La narrazione, che varia dalla prima alla terza persona, consente di infilarsi nell’anima e nella mente dei personaggi sulla scena, e contribuisce a rendere ancor più complesso e avvincente l’enigma (anzi, gli enigmi) da risolvere.
In Nero a Milano  troviamo ben più del giallo, a partire dalla figura pirandelliana del giovane Davide, il ragazzo che potrebbe avere tutto ma si sente un nulla, che guarda il mondo con gli occhi di chi, classificato dagli altri come diverso e psicotico, comprende l’assurdità dell’apparenza, il vuoto nascosto del troppo: di cibo, di abiti, di cose, fuggendo dall’inganno della ricchezza.
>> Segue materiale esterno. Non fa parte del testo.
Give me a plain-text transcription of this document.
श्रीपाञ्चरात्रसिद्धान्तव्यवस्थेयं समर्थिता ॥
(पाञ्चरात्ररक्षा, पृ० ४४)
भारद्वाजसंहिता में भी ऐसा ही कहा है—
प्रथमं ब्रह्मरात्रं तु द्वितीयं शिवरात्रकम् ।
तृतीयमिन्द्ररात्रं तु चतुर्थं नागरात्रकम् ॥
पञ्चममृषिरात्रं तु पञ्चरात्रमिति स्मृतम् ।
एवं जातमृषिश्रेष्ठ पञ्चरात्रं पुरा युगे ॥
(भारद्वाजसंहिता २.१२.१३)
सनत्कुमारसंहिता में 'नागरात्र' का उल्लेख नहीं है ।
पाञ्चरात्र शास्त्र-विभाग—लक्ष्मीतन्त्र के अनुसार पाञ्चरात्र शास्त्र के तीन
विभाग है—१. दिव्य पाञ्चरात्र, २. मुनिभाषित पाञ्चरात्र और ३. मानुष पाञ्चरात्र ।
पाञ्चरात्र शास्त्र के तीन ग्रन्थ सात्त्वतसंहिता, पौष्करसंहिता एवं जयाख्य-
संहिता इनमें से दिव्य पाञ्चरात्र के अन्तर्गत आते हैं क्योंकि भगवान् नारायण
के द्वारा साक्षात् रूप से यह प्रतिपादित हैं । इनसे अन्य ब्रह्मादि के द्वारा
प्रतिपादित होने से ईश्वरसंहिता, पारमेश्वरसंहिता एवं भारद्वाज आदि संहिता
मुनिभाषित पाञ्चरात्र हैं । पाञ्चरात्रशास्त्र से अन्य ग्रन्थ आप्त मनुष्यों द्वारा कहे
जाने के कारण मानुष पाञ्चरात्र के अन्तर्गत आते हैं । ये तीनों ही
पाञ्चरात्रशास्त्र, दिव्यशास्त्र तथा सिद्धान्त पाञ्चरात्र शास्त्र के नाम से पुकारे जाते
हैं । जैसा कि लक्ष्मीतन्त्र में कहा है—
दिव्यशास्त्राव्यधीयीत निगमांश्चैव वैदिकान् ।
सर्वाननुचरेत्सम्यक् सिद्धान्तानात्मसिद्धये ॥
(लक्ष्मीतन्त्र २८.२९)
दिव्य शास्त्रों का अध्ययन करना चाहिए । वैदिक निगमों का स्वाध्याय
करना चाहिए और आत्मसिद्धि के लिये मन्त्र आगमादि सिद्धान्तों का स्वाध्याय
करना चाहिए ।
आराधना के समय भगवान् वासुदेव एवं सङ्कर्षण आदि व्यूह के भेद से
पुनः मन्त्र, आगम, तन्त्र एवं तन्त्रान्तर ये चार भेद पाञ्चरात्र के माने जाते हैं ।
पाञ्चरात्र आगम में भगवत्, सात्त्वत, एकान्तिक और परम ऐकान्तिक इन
C’è un’altra figura molto significativa all’interno del libro, quella del dottor Morino, lo psicoterapeuta che aiuta il commissario a guardarsi dentro. Nella saggezza, nel sereno distacco dei suoi dialoghi con Luca Betti si trova un’analisi profonda sui tempi in cui siamo immersi, dilaniati dalla sfiducia nella giustizia, dalla rabbia rancorosa e dilagante di chi teme di essere lasciato indietro, dalla paura ancestrale del dolore e della morte.
De Marco ha dedicato il libro, oltre che alla povera Fortuna Loffredo, ad Andrea G. Pinketts, il noto giallista mancato da poco, e l’ha introdotto con una citazione di Raul Montanari, di cui ha affettuosamente inserito nel testo un personaggio caratteristico di diversi suoi libri. Ė un’operazione insolita, ma commovente ed efficace, quasi un cavalleresco omaggio, come un testimone che si passa da un giallista all’altro, nel comune ricordo dell’amico perduto.
Non a caso, l’amicizia è uno dei temi fondamentali di questo romanzo sincero e toccante, che dietro alla finzione del genere affronta argomenti e temi che stanno a cuore a tutti noi.